고압 균질기를 이용하여 형성된 셀룰로오스 나노결정의 결정 구조 및 화학적 결합 특성 연구

  • Chel-Jong Choi (School of Semiconductor and Chemical Engineering, Semiconductor Physics Research Center (SPRC), Jeonbuk National University) ;
  • Nae-Man Park (Hyper-Reality Metaverse Research Laboratory, Electronics and Telecommunications Research Institute (ETRI)) ;
  • Kyu-Hwan Shim (School of Semiconductor and Chemical Engineering, Semiconductor Physics Research Center (SPRC), Jeonbuk National University)
  • 최철종 (전북대학교 반도체화학공학부 반도체물성연구소) ;
  • 박래만 (한국전자통신연구원 초현실 메타버스 연구실) ;
  • 심규환 (전북대학교 반도체화학공학부 반도체물성연구소)
  • Received : 2024.06.07
  • Accepted : 2024.06.13
  • Published : 2024.06.30

Abstract

We investigated the crystal structural property and chemical bonding nature of cellulose nanocrystal extracted directly from cotton cellulose using high-pressure homogenizer. The nanowire-like cellulose nanocrystals were randomly distributed in the form of a dense mesh. Based on calculating the interplanar distance of the Bragg-diffracted crystal plane observed through X-ray diffraction (XRD) analysis, it was found that the cellulose nanocrystals formed by high-pressure homogenizer had a monoclinc crystal structure, corresponding to the cellulose Iβ sub-polymorph. Solid-state nuclear magnetic resonance (NMR) analysis for the quantitatively evaluation of the amorphous region in cellulose nanocrystals revealed that the crystallinity index of cellulose nanocrystals was calculated to be 53.06 %. The O/C ratio of the surface of cellulose nanocrystal was estimated to be 0.82. Further analysis showed that chemical bonds of C-C bond or C-H bond, C-O bond, O-C-O bond or C=O bond, and O-C=O bond were the main chemical bonding states of the cellulose nanocrystal surface.

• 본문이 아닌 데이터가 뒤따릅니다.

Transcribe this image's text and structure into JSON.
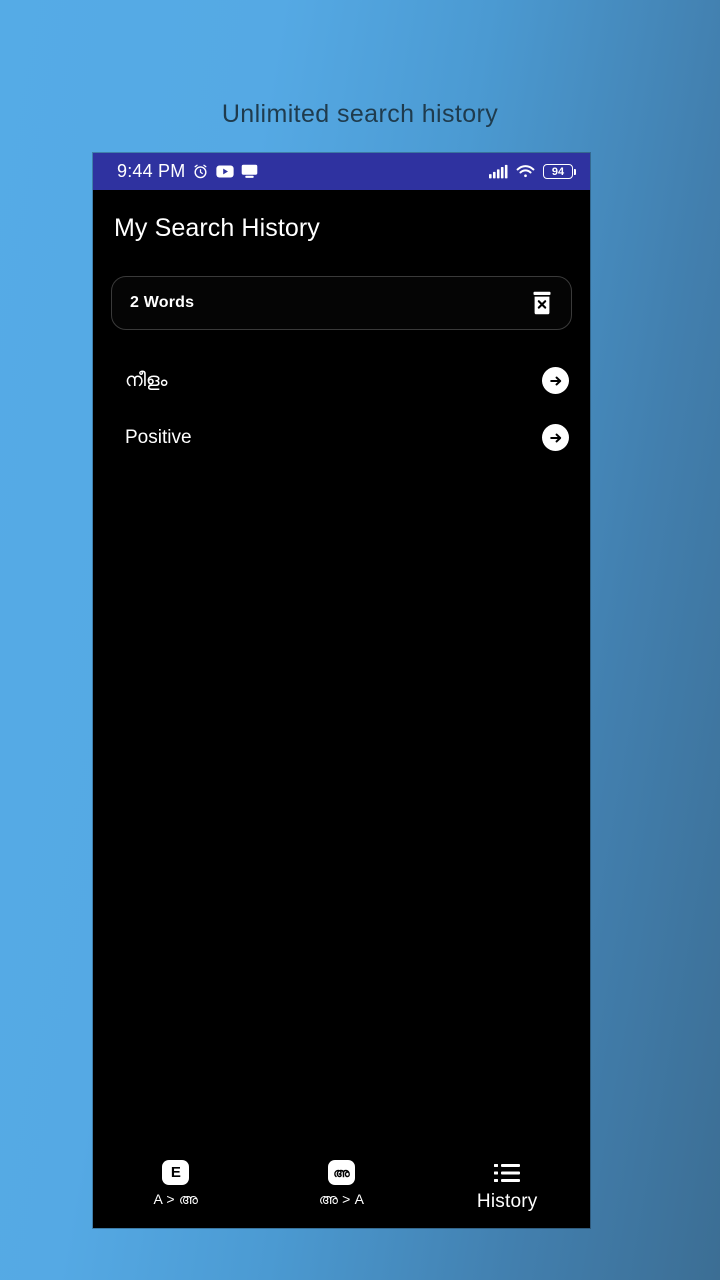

고압 균질기를 이용하여 면 셀룰로오스 원료로부터 직접 셀룰로오스 나노결정을 추출하고 이에 대한 결정 구조 및 화학적 결합 상태에 대한 연구를 수행하였다. 형성된 셀룰로오스 나노결정은 나노와이어 형태의 구조적 특성을 가지며, 조밀한 구조의 메쉬 형태로 분포하였다. X-ray diffraction (XRD) 분석을 통해 관찰된 Bragg 결정면의 면간거리 계산을 통해 고압 균질기로부터 추출된 셀룰로오스 나노결정이 셀룰로오스 Iβ 하부 다형체인 monoclinc 결정구조를 갖음을 확인하였다. 셀룰로오스 나노결정에 포함된 비정질 영역을 정량적으로 평가하기 위한 Solid-state nuclear magnetic resonance(NMR) 분석 결과 셀룰로오스 나노결정의 결정화도 지수는 5 3.06 %로 계산되었다. 형성된 셀룰로오스 나노결정 표면의 O/C ratio는 0.82로 계산되었으며, C-C 결합 혹은 C-H 결합, C-O 결합, O-C-O 결합 혹은 C=O 결합, O-C=O 결합의 화학적 결합이 셀룰로오스 나노결정 표면의 주요 화학적 상태임을 알 수 있었다.

Keywords

Acknowledgement

본 연구는 한국전자통신연구원의 "셀룰로오스의 반도체 소재화 원천연구" 과제의 지원으로 수행되었습니다.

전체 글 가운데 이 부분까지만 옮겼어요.